Malgré ce, M°ZIEGENFEUTER, avocat des demandeurs, a continué à formuler, dans ses conclusions du 30 décembre 2024, et même dans ses demandes postérieures du 15 septembre 2025 déclarées irrecevables, une demande indemnitaire au titre du préjudice moral subi par [J] [I].
La communication par M°MOUCHAN, avocat des défenderesses de l’acte de décès, bien qu’étant une information importante pour la procédure, n’emporte pas interruption de l’instance dans la mesure où la notification du décès d’une partie n’emporte interruption de l’instance que lorsqu’elle émane des héritiers du défunt.

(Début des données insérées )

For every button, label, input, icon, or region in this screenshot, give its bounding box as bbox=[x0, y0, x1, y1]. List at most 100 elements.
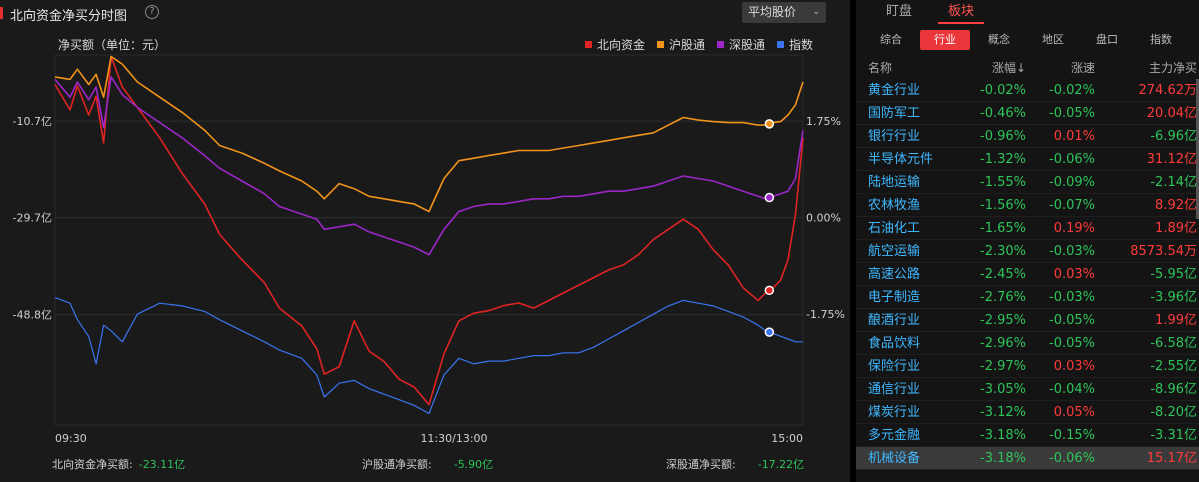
north-net-buy: 北向资金净买额: -23.11亿 bbox=[52, 456, 185, 472]
main-net-flow: -6.58亿 bbox=[1150, 336, 1197, 351]
x-tick-label: 09:30 bbox=[55, 432, 87, 445]
table-row[interactable]: 国防军工 -0.46% -0.05% 20.04亿 bbox=[856, 102, 1199, 125]
tab-sector[interactable]: 板块 bbox=[932, 0, 990, 24]
subtab-concept[interactable]: 概念 bbox=[974, 30, 1024, 50]
subtab-industry[interactable]: 行业 bbox=[920, 30, 970, 50]
header-name[interactable]: 名称 bbox=[868, 59, 892, 76]
change-speed: -0.02% bbox=[1049, 83, 1095, 98]
main-net-flow: 1.99亿 bbox=[1155, 313, 1197, 328]
sector-name: 黄金行业 bbox=[868, 83, 921, 98]
sector-name: 陆地运输 bbox=[868, 175, 921, 190]
table-row[interactable]: 多元金融 -3.18% -0.15% -3.31亿 bbox=[856, 424, 1199, 447]
sector-name: 银行行业 bbox=[868, 129, 921, 144]
change-speed: 0.01% bbox=[1053, 129, 1095, 144]
change-pct: -2.95% bbox=[980, 313, 1026, 328]
sector-name: 煤炭行业 bbox=[868, 405, 921, 420]
header-speed[interactable]: 涨速 bbox=[1071, 59, 1095, 76]
subtab-overall[interactable]: 综合 bbox=[866, 30, 916, 50]
sector-table: 黄金行业 -0.02% -0.02% 274.62万国防军工 -0.46% -0.05% 2… bbox=[856, 79, 1199, 470]
sector-name: 航空运输 bbox=[868, 244, 921, 259]
plot-frame bbox=[54, 54, 804, 426]
change-pct: -3.18% bbox=[980, 428, 1026, 443]
table-row[interactable]: 农林牧渔 -1.56% -0.07% 8.92亿 bbox=[856, 194, 1199, 217]
tab-watch[interactable]: 盯盘 bbox=[870, 0, 928, 24]
table-row[interactable]: 航空运输 -2.30% -0.03% 8573.54万 bbox=[856, 240, 1199, 263]
change-pct: -1.56% bbox=[980, 198, 1026, 213]
series-marker bbox=[764, 192, 775, 203]
stat-label: 深股通净买额: bbox=[666, 458, 736, 471]
change-pct: -2.45% bbox=[980, 267, 1026, 282]
y-left-tick-label: -48.8亿 bbox=[13, 309, 52, 322]
y-right-tick-label: 0.00% bbox=[806, 212, 841, 225]
sector-name: 保险行业 bbox=[868, 359, 921, 374]
table-row[interactable]: 半导体元件 -1.32% -0.06% 31.12亿 bbox=[856, 148, 1199, 171]
y-left-tick-label: -10.7亿 bbox=[13, 115, 52, 128]
intraday-line-chart[interactable]: -10.7亿 -29.7亿 -48.8亿 1.75% 0.00% -1.75% 09:30 1… bbox=[0, 0, 850, 482]
sector-name: 农林牧渔 bbox=[868, 198, 921, 213]
table-row[interactable]: 黄金行业 -0.02% -0.02% 274.62万 bbox=[856, 79, 1199, 102]
main-net-flow: 8573.54万 bbox=[1130, 244, 1197, 259]
main-net-flow: 274.62万 bbox=[1138, 83, 1198, 98]
x-tick-label: 11:30/13:00 bbox=[420, 432, 487, 445]
main-net-flow: -2.14亿 bbox=[1150, 175, 1197, 190]
change-pct: -1.32% bbox=[980, 152, 1026, 167]
main-net-flow: 20.04亿 bbox=[1146, 106, 1197, 121]
change-speed: 0.03% bbox=[1053, 267, 1095, 282]
change-speed: 0.03% bbox=[1053, 359, 1095, 374]
table-row[interactable]: 食品饮料 -2.96% -0.05% -6.58亿 bbox=[856, 332, 1199, 355]
table-row[interactable]: 保险行业 -2.97% 0.03% -2.55亿 bbox=[856, 355, 1199, 378]
sector-name: 机械设备 bbox=[868, 451, 921, 466]
change-speed: -0.06% bbox=[1049, 152, 1095, 167]
sector-name: 高速公路 bbox=[868, 267, 921, 282]
series-marker bbox=[764, 119, 775, 129]
northbound-chart-panel: 北向资金净买分时图 ? 平均股价 ⌄ 净买额（单位：元） 北向资金 沪股通 深股… bbox=[0, 0, 850, 482]
change-pct: -2.96% bbox=[980, 336, 1026, 351]
change-speed: 0.05% bbox=[1053, 405, 1095, 420]
sector-name: 国防军工 bbox=[868, 106, 921, 121]
sector-name: 多元金融 bbox=[868, 428, 921, 443]
stat-value: -17.22亿 bbox=[757, 458, 805, 471]
main-net-flow: -3.31亿 bbox=[1150, 428, 1197, 443]
subtab-index[interactable]: 指数 bbox=[1136, 30, 1186, 50]
table-row[interactable]: 机械设备 -3.18% -0.06% 15.17亿 bbox=[856, 447, 1199, 470]
table-row[interactable]: 石油化工 -1.65% 0.19% 1.89亿 bbox=[856, 217, 1199, 240]
change-pct: -2.97% bbox=[980, 359, 1026, 374]
table-row[interactable]: 通信行业 -3.05% -0.04% -8.96亿 bbox=[856, 378, 1199, 401]
sector-name: 食品饮料 bbox=[868, 336, 921, 351]
table-row[interactable]: 高速公路 -2.45% 0.03% -5.95亿 bbox=[856, 263, 1199, 286]
table-header: 名称 涨幅↓ 涨速 主力净买 bbox=[856, 59, 1199, 77]
y-right-tick-label: 1.75% bbox=[806, 115, 841, 128]
sh-net-buy: 沪股通净买额: -5.90亿 bbox=[362, 456, 493, 472]
sector-name: 半导体元件 bbox=[868, 152, 934, 167]
stat-label: 北向资金净买额: bbox=[52, 458, 133, 471]
change-pct: -3.05% bbox=[980, 382, 1026, 397]
stat-label: 沪股通净买额: bbox=[362, 458, 432, 471]
top-tab-bar: 盯盘 板块 bbox=[856, 0, 1199, 24]
change-speed: 0.19% bbox=[1053, 221, 1095, 236]
x-tick-label: 15:00 bbox=[771, 432, 803, 445]
header-net-flow[interactable]: 主力净买 bbox=[1149, 59, 1197, 76]
table-row[interactable]: 电子制造 -2.76% -0.03% -3.96亿 bbox=[856, 286, 1199, 309]
table-row[interactable]: 陆地运输 -1.55% -0.09% -2.14亿 bbox=[856, 171, 1199, 194]
main-net-flow: -6.96亿 bbox=[1150, 129, 1197, 144]
subtab-orderbook[interactable]: 盘口 bbox=[1082, 30, 1132, 50]
main-net-flow: 8.92亿 bbox=[1155, 198, 1197, 213]
main-net-flow: -8.20亿 bbox=[1150, 405, 1197, 420]
main-net-flow: -5.95亿 bbox=[1150, 267, 1197, 282]
table-row[interactable]: 煤炭行业 -3.12% 0.05% -8.20亿 bbox=[856, 401, 1199, 424]
table-row[interactable]: 银行行业 -0.96% 0.01% -6.96亿 bbox=[856, 125, 1199, 148]
stat-value: -23.11亿 bbox=[138, 458, 186, 471]
change-pct: -2.76% bbox=[980, 290, 1026, 305]
header-change[interactable]: 涨幅↓ bbox=[992, 59, 1026, 76]
series-line-北向资金 bbox=[54, 55, 804, 406]
change-speed: -0.05% bbox=[1049, 313, 1095, 328]
change-pct: -0.96% bbox=[980, 129, 1026, 144]
change-pct: -0.02% bbox=[980, 83, 1026, 98]
table-row[interactable]: 酿酒行业 -2.95% -0.05% 1.99亿 bbox=[856, 309, 1199, 332]
change-pct: -1.55% bbox=[980, 175, 1026, 190]
subtab-region[interactable]: 地区 bbox=[1028, 30, 1078, 50]
series-marker bbox=[764, 285, 775, 296]
series-line-沪股通 bbox=[54, 55, 804, 213]
y-left-tick-label: -29.7亿 bbox=[13, 212, 52, 225]
main-net-flow: 1.89亿 bbox=[1155, 221, 1197, 236]
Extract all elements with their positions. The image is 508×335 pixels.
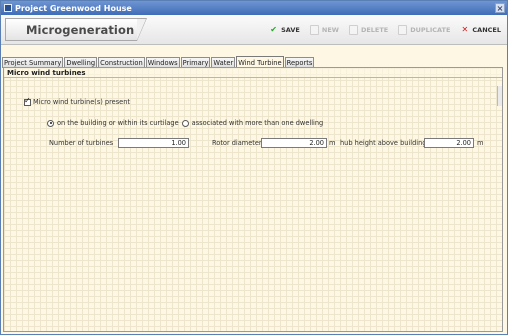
wind-turbine-panel: Micro wind turbines Micro wind turbine(s… (3, 67, 503, 332)
rotor-unit: m (329, 139, 336, 147)
new-document-icon (309, 25, 319, 35)
radio-multiple-dwellings-label: associated with more than one dwelling (191, 119, 324, 127)
radio-on-building-label: on the building or within its curtilage (57, 119, 179, 127)
action-toolbar: ✔ SAVE NEW DELETE DUPLICATE ✕ CANCEL (269, 24, 501, 36)
close-icon[interactable]: × (495, 3, 505, 13)
radio-on-building[interactable] (47, 119, 54, 127)
radio-multiple-dwellings[interactable] (181, 119, 189, 127)
hub-unit: m (477, 139, 484, 147)
save-button[interactable]: ✔ SAVE (269, 25, 300, 35)
new-label: NEW (321, 26, 339, 34)
turbine-present-checkbox[interactable] (24, 96, 31, 106)
new-button[interactable]: NEW (309, 25, 339, 35)
module-title: Microgeneration (26, 23, 135, 37)
rotor-diameter-label: Rotor diameter (212, 139, 262, 147)
module-header: Microgeneration ✔ SAVE NEW DELETE DUPLIC… (1, 15, 507, 45)
delete-label: DELETE (360, 26, 389, 34)
scrollbar[interactable] (497, 86, 502, 106)
duplicate-label: DUPLICATE (410, 26, 451, 34)
module-tab: Microgeneration (5, 18, 147, 41)
checkmark-icon: ✔ (270, 25, 277, 34)
turbine-present-row: Micro wind turbine(s) present (24, 96, 130, 106)
location-radio-group: on the building or within its curtilage … (47, 119, 323, 127)
delete-document-icon (348, 25, 358, 35)
turbines-input[interactable]: 1.00 (118, 138, 189, 148)
save-label: SAVE (281, 26, 300, 34)
cancel-label: CANCEL (472, 26, 501, 34)
turbines-label: Number of turbines (49, 139, 114, 147)
section-title: Micro wind turbines (4, 68, 502, 78)
hub-height-input[interactable]: 2.00 (424, 138, 474, 148)
duplicate-document-icon (398, 25, 408, 35)
title-bar: Project Greenwood House × (1, 1, 507, 15)
hub-height-label: hub height above building (340, 139, 427, 147)
delete-button[interactable]: DELETE (348, 25, 389, 35)
rotor-diameter-input[interactable]: 2.00 (261, 138, 327, 148)
duplicate-button[interactable]: DUPLICATE (398, 25, 450, 35)
window-title: Project Greenwood House (15, 3, 132, 13)
app-window: Project Greenwood House × Microgeneratio… (0, 0, 508, 335)
cross-icon: ✕ (461, 25, 469, 34)
app-icon (4, 4, 12, 12)
cancel-button[interactable]: ✕ CANCEL (460, 25, 501, 35)
turbine-present-label: Micro wind turbine(s) present (33, 98, 130, 106)
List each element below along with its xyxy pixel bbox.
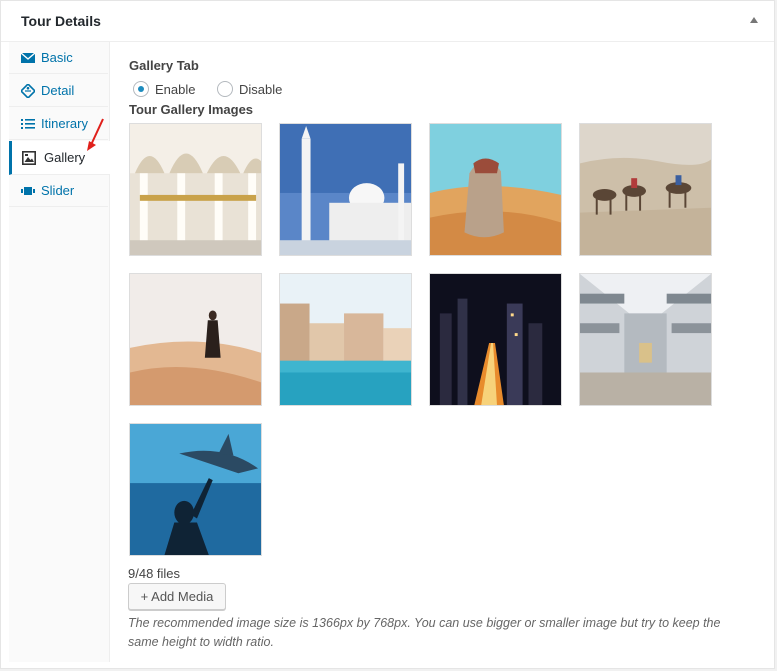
gallery-icon xyxy=(22,151,36,165)
gallery-thumb-walking-dunes[interactable] xyxy=(129,273,262,406)
tour-details-panel: Tour Details Basic Detail Itinerary Gall… xyxy=(0,0,775,669)
camel-caravan-image xyxy=(580,124,711,255)
disable-radio-circle[interactable] xyxy=(217,81,233,97)
tab-label-basic: Basic xyxy=(41,50,73,65)
tab-detail[interactable]: Detail xyxy=(9,75,108,107)
shopping-mall-image xyxy=(580,274,711,405)
enable-radio-label: Enable xyxy=(155,82,196,97)
gallery-thumb-shopping-mall[interactable] xyxy=(579,273,712,406)
gallery-thumb-night-city[interactable] xyxy=(429,273,562,406)
radio-selected-dot xyxy=(138,86,144,92)
tab-slider[interactable]: Slider xyxy=(9,175,108,207)
gallery-thumb-aquarium-shark[interactable] xyxy=(129,423,262,556)
file-count: 9/48 files xyxy=(128,566,181,581)
desert-woman-image xyxy=(430,124,561,255)
list-icon xyxy=(21,119,35,129)
night-city-image xyxy=(430,274,561,405)
tab-label-detail: Detail xyxy=(41,83,75,98)
panel-header: Tour Details xyxy=(1,1,774,42)
slider-icon xyxy=(21,187,35,195)
gallery-thumb-desert-woman[interactable] xyxy=(429,123,562,256)
pointer-arrow-icon xyxy=(87,118,104,151)
tab-label-gallery: Gallery xyxy=(44,150,86,165)
tab-label-itinerary: Itinerary xyxy=(41,116,88,131)
add-media-button[interactable]: + Add Media xyxy=(128,583,226,610)
gallery-thumb-pool-buildings[interactable] xyxy=(279,273,412,406)
gallery-images-label: Tour Gallery Images xyxy=(129,102,254,117)
gallery-thumb-camel-caravan[interactable] xyxy=(579,123,712,256)
envelope-icon xyxy=(21,52,35,63)
enable-radio-circle[interactable] xyxy=(133,81,149,97)
tag-icon xyxy=(21,84,35,98)
white-mosque-image xyxy=(280,124,411,255)
walking-dunes-image xyxy=(130,274,261,405)
collapse-toggle-icon[interactable] xyxy=(750,17,758,23)
panel-title: Tour Details xyxy=(21,13,101,29)
tab-label-slider: Slider xyxy=(41,183,75,198)
gallery-thumb-white-mosque[interactable] xyxy=(279,123,412,256)
aquarium-shark-image xyxy=(130,424,261,555)
disable-radio-label: Disable xyxy=(239,82,283,97)
gallery-tab-label: Gallery Tab xyxy=(129,58,199,73)
mosque-arches-image xyxy=(130,124,261,255)
pool-buildings-image xyxy=(280,274,411,405)
gallery-thumb-mosque-arches[interactable] xyxy=(129,123,262,256)
recommended-size-note: The recommended image size is 1366px by … xyxy=(128,616,721,649)
tab-basic[interactable]: Basic xyxy=(9,42,108,74)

En conséquence, l’action en indemnisation étant une action transmissible aux héritiers, il apparait opportun et nécessaire, dans le cadre de la réouverture des débats ci-dessus ordonnée, que M°ZIEGENFUNTER, avocat des demandeurs et notamment des deux autres ayants-droit de feue [CY] [B] ( sa fille et son gendre), intervienne, s’il est mandaté pour ce faire, aux noms des ayants-droit de son client, feu [J] [I], avec justificatifs de leur qualité respective d’héritiers ( acte de notoriété), à défaut il en sera tiré toutes conséquences de droit.
PAR CES MOTIFS :
Le tribunal statuant publiquement, par jugement contradictoire, mixte, en premier ressort, prononcé par mise à disposition au greffe,
Vu les articles 802 et 803 du code de procédure civile,
En l’absence de cause grave justifiée ni même alléguée survenue après l’ordonnance de clôture, rejette la demande de révocation de l’ordonnance du 21 janvier 2025 ayant fixé la nouvelle clôture au 15 septembre 2025,
En conséquence, déclare irrecevables les dernières conclusions notifiées par le RPVA le 15 septembre 2025, jour même de la clôture, par les ayants-droit de [A] [G] [Q], [CY] [B] et [LH] [S],
Vu l’acte de décès de [J] [I], frère de feu [CY] [B], le [Date décès 2] 2024, communiqué par M°MOUCHAN, avocate des sociétés défenderesses, le 16 avril 2025,
Dit que l’instance n’est pas interrompue, faute pour le décès d’avoir été notifié par l’avocat des demandeurs pour le compte des héritiers de feu [J] [I],
Rejette les fins de non-recevoir tirées de la prescription décennale et de la prescription triennale, édictées respectivement par les articles 1245-15 et 1246-16 du code civil,
Avant-dire-droit sur la fin de non-recevoir tirée du défaut d’intérêt à agir ainsi que sur l’autorité de la chose jugée et sur le fond, ordonne le renvoi de l’affaire à l’audience de mise en état dématérialisée du lundi 11 mai 2026 à 9h30, afin :
➔ d’une part, que les ayants droit de [A] [G] [Q], [CY] [B] et [LH] [S] versent aux débats :
— les protocoles transactionnels signés entre ces derniers et la société AXA CORPORATE SOLUTIONS ASSURANCE, devenue XL INSURANCE COMPANY et/ou la société HELI AIR [Localité 6], en 2020, ou à toute autre date, concernant les préjudices par eux subis du fait du décès de [A] [G] [Q] , [CY] [B] et [LH] [S] dans l’accident d’hélicoptère du [Date décès 1] 2004,
— les quittances relatives à ces accords précisant la nature, la date et le montant des indemnisations versées,
— tous documents justificatifs relatifs aux demandes formulées par certains d’entre eux au titre de leur préjudice matériel et économique,
➔ d’autre part, que M° ZIEGENTFEUTER, avocat des demandeurs , intervienne, s’il est mandaté pour ce faire, aux noms des ayants-droit de feu [J] [I], avec justificatifs de leurs qualité d’héritiers (acte de notoriété), à défaut de quoi il en sera tiré toutes conséquences ce droit,
Sursoit à statuer sur le surplus des demandes,
Vu l’ancienneté du litige, ordonne l’exécution provisoire du présent jugement,
Réserve les dépens et l’article 700 du code de procédure civile.
Et la Présidente a signé avec la greffière.